The recycler, who wants to provide the simplest of tyre-derived material, tyre-derived fuel, has, possibly, the same collection fee, but before he can shred, he has to invest in equipment that works – and that comes with a price tag. It also comes with an energy bill that many struggle to meet in the current climate. More than one processor has told Tyre and Rubber Recycling that he cannot get feedstock to fulfil contracts, and even if he could, he would struggle to pay the running cost of his shredding equipment.
The biggest issue for recyclers, though, is the need for feedstock. So why, when the UK produces somewhere around 550,000 tons of used tyres each year, is there a shortage of material for recyclers in the UK?
It is simple – the lack of control at the bottom end of the chain means that a man with a van can collect and dump at an Exempt site with a baler, the tyres get baled, and they get shipped out of the country.
Is exporting tyres a crime? Not at all, but the volume they are being exported in is undermining legitimate tyre recycling operations.
More than one large-scale recycling project has fallen foul of the lack of feedstock. Who is going to invest in a 50,000-ton plant when there are not enough tyres available to keep it in business? This is why Wastefront went to Gateway to arrange a tyre feedstock supply for its proposed Sunderland plant.

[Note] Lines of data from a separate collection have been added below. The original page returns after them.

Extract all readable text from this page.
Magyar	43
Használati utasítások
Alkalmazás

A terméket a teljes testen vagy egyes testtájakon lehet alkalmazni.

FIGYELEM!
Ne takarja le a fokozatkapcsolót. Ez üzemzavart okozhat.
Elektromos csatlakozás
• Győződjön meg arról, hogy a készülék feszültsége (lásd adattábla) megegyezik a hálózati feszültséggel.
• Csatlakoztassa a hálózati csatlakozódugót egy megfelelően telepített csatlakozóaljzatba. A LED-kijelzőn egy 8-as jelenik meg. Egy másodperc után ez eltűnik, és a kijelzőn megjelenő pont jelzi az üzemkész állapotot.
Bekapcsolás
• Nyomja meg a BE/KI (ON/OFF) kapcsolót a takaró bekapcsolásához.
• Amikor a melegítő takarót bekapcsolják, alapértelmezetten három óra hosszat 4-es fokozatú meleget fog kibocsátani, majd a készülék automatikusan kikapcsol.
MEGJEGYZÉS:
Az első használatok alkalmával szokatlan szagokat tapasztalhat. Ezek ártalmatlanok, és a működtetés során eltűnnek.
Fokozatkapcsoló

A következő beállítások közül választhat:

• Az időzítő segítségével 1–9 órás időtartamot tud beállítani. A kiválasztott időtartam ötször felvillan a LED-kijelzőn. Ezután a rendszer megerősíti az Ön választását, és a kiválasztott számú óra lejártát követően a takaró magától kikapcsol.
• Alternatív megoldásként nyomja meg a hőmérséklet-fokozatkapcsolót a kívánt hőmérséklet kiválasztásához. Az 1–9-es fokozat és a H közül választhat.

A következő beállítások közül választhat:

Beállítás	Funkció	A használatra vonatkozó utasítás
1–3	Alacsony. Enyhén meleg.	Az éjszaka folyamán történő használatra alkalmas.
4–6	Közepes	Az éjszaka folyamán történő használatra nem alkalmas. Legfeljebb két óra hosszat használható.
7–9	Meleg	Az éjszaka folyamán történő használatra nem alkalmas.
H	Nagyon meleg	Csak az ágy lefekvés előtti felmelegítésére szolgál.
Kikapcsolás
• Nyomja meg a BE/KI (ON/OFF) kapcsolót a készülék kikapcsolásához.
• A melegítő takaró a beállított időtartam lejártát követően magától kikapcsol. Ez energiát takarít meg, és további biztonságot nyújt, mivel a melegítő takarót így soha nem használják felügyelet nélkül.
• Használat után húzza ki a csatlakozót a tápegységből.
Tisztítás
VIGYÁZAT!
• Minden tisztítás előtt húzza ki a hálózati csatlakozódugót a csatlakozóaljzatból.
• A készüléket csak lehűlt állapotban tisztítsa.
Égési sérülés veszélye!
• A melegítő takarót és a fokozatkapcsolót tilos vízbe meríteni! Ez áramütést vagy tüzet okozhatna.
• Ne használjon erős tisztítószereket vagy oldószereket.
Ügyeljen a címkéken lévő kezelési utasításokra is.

So, let’s look at the export figures
Tyre and Rubber Recycling has an irregular conversation with Peter Taylor at the Tyre Recovery Association, which does a great job in helping manage tyre recovery in the UK. There are precious few large-scale tyre dumps in the UK, thanks to the efforts of the TRA and the EA.
The estimated tyre arisings for the UK stand around 550,000 tons per annum, give or take a few thousand, and the market is relatively stable. So, there is our base figure.
For the last available three months, the EA figures show an average of 31,617 tons of tyres a month being exported from the UK to non-EU markets – that extrapolated over 12 months gives an approximate non-EU export figure of around 379,404 tons per annum.
Additional Information added 8/2/23
UK Trade Info shows 270,096 tons exported to India from 1/1/22 to 30/11/22 being at 271,150 tons. Shangai based Tendata shows imports from the UK at 270,096 to India over the same period (a 0.4% variation).
That estimated figure based on 3 months average, is roughly 69 per cent of UK tyre arisings being exported to India, leaving 170,596 tons being recycled in the UK. One cement kiln could take around 50,000 tons per annum; with six cement kilns in the UK capable of consuming tyres, there is, potentially, a feedstock of roughly 28,000 tons per kiln from that balance remaining in the UK – and that discounts the use of tyres for any other projects at all.
We do not have accurate figures for the cement kilns, but it is clear that these outlets are a huge consumer of tyres; across Europe, the demand for energy recovery is around 45-48 per cent of arisings going to cement kilns, furnaces, and some heat generation.
In the UK, the ease of exports has become an albatross that is killing the UK tyre recycling industry. Of course, there will be some sectors where a large operation, such as the Itochu-owned ETEL, controls part of the supply chain through to the retailer, plus the recovery chain through Kwik Fit (and others) back to Murfitts where the storm may be weathered. Still, the UK needs more than one major recycler. It must allow its recycling sector to become independent of exports and one large operation.
The government needs to act on waste recycling, not just tyres. Steps must be taken to prevent our waste from going to foreign markets where we have no control over how or even if it gets recycled.
However, all quoted figures are less reliable than we might hope. The one agency that should have an accurate record of what gets exported is HMRC. The Code for used tyres is 40 12 20. The figures for the last available year show only 26,000 tons being exported. A contact at the HMRC admitted that there was probably some misrepresentation in Customs Declarations. The figures from the EA show no tyres going to Sub-Saharan Africa, but we know of people using tyre tripling machines to do just that – ship tyres to West Africa.